Leitl versucht Vermittlung 

Christoph Leitl, Wirtschaftskammerpräsident und Vorsitzender des Wifo-Vorstandes (das Wifo ist ein gemeinnütziger Verein), versucht zu vermitteln. Demnächst findet ein Gespräch zwischen Wifo-Chef Karl Aiginger und IV-Präsident Veit Sorger statt. "Dass die IV sparen will, kann ihr niemand verwehren", sagt Leitl zum Standard, "aber diese andere Frage muss ausgeredet werden." Er sei "persönlich auch gegen eine Vermögenssteuer, weil sie in Zeiten wie diesen kontraproduktiv ist. Aber als Wifo-Präsident bin ich verpflichtet, die wissenschaftliche Freiheit der Mitarbeiter zu schützen." Im Wifo herrscht der Usus, dass sich wissenschaftliche Mitarbeiter öffentlich zu politischen Themen äußern dürfen, sie müssen aber den Unterschied zwischen Privatmeinung und "Wifo-Meinung" deutlich machen.

An der Entscheidung zur Kürzung wird wohl auch das Aiginger-Sorger-Gespräch nichts mehr ändern können: Die IV hat einen aufrechten Beschluss.
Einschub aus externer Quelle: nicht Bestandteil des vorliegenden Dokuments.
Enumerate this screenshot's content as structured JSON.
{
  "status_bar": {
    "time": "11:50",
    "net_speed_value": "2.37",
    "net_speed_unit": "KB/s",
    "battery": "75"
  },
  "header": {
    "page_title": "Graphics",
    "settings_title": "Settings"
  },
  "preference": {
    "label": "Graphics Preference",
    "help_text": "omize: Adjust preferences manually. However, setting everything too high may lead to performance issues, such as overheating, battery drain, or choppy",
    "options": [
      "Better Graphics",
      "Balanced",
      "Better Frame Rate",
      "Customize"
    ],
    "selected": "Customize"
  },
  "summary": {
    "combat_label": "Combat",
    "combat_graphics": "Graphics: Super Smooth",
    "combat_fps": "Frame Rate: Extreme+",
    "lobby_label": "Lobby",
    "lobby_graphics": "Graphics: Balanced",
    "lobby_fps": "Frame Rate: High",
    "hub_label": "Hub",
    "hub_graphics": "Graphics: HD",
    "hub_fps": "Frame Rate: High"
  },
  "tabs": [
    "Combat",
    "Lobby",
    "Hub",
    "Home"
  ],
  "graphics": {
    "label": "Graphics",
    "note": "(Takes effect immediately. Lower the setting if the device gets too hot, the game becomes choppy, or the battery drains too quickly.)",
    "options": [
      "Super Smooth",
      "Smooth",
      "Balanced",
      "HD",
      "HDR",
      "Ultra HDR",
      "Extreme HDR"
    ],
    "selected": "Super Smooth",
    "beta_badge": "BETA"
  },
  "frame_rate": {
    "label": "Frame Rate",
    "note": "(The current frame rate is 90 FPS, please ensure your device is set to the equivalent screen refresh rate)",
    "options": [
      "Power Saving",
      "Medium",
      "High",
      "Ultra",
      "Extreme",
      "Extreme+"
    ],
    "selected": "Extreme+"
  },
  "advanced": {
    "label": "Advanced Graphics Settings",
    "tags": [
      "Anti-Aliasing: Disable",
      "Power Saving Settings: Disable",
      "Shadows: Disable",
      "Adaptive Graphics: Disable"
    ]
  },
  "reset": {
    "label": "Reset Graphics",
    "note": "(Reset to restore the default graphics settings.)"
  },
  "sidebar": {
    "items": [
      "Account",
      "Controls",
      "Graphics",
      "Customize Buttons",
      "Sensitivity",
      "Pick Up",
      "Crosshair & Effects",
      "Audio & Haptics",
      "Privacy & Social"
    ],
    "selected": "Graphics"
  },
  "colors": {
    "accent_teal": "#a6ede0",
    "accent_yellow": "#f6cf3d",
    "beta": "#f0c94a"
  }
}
Leitl betont, dass das Wifo trotzdem "eine solide Finanzierung hat". Aiginger sagt dazu, dass das Gesamtbudget des Wifo von 12,5 Mio. Euro 2008 wohl auch heuer erreicht werden könne. Problembezogene Auftragsstudien könne man jederzeit bekommen, "doch wir brauchen auch eine Grundlagenfinanzierung" - für Forschungsbereiche, die komplexerer Auswertungen bedürfen, wie etwa eine Studie über das Inflationsphänomen des Jahres 2008.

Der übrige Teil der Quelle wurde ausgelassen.